As the release of Somewhere Under This Pile Is My Life gets closer, I know people will naturally ask me what the book is about.
On the surface, it may look like a book about the things we keep, the rooms we live in, and the piles that somehow become part of the furniture.
But beneath that, it is about women.
It is about the lives we build, the responsibilities we carry, the stories we tell ourselves, and the way our homes often hold more than anyone can see.
When I began writing this book, I knew there would be humor. There are black sweaters, decorative baskets, tote bags, paperwork, mysterious cords, emotional support candles, and at least one chair currently serving as an alternative storage system.
But somewhere along the way, I realized the book was never really about those things.
The piles were simply the visible part of a much deeper story.
After spending decades helping people navigate clutter and chronic disorganization, I have learned something that continues to move me. Very few people struggle with clutter alone.
More often, they are navigating grief, overwhelm, self-doubt, loneliness, change, and responsibilities that seem to multiply faster than their energy. The clutter is often where those experiences become visible.

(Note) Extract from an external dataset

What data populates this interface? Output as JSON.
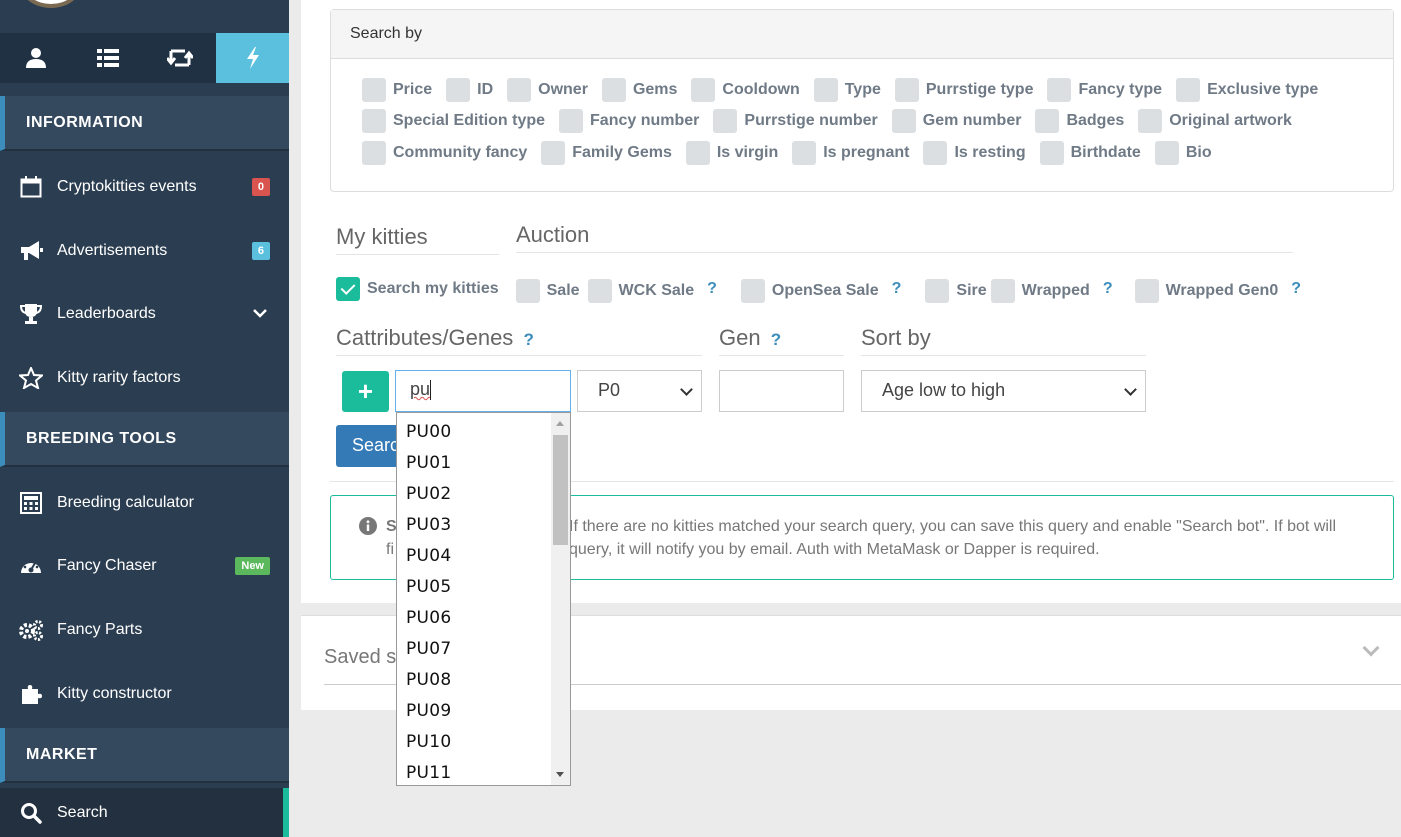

As I reflected on everything I have witnessed over the years, I realized there were four lessons hiding beneath almost every pile.
The first is that we are often holding onto far more than objects. We are holding onto memories, relationships, hopes, dreams, and versions of ourselves that once felt important. A sweater may remind us of a parent. A box may represent a chapter of life that ended too quickly. A closet may contain clothing that belongs to a future we imagined but never quite lived. When we understand the story attached to an object, we begin to understand why letting go can feel so difficult.
The second lesson is that clutter often accumulates when life becomes too much. Most piles do not appear overnight. They grow quietly during the seasons when we are caring for others, managing careers, navigating loss, facing health challenges, or simply trying to keep up with the demands of daily life. What appears to be disorganization is often exhaustion. Sometimes a pile is simply evidence that someone has been carrying too much for too long.
The third lesson is that the greatest source of pain is often not the clutter itself but the story we tell ourselves about what the clutter means. A pile of papers becomes proof that we are failing. An unfinished project becomes proof that we never follow through. A crowded closet becomes proof that something is wrong with us. Over time, we stop seeing the objects and start seeing the judgment. Yet many of those stories are old, inaccurate, and long overdue for reconsideration.
The fourth lesson is perhaps the most important of all. Peace does not begin when everything is perfectly organized. A calmer home can certainly support us, but self-acceptance is what allows us to truly exhale. The goal was never to become a person with the perfect closet, the perfect planner, or the perfect life. The goal was always to come home to ourselves.
That is ultimately what I hope readers take away from Somewhere Under This Pile Is My Life.
Yes, I hope they laugh. I hope they recognize themselves in the black sweaters, the baskets, the purses, the paperwork, and the piles. But more than anything, I hope they leave with a little more compassion for themselves.
Because in all my years of doing this work, I have never met a woman whose clutter was simply about clutter.
I have met countless women who were doing the best they could while living very full, very complicated, and very human lives.
And perhaps that is what the piles were trying to tell us all along.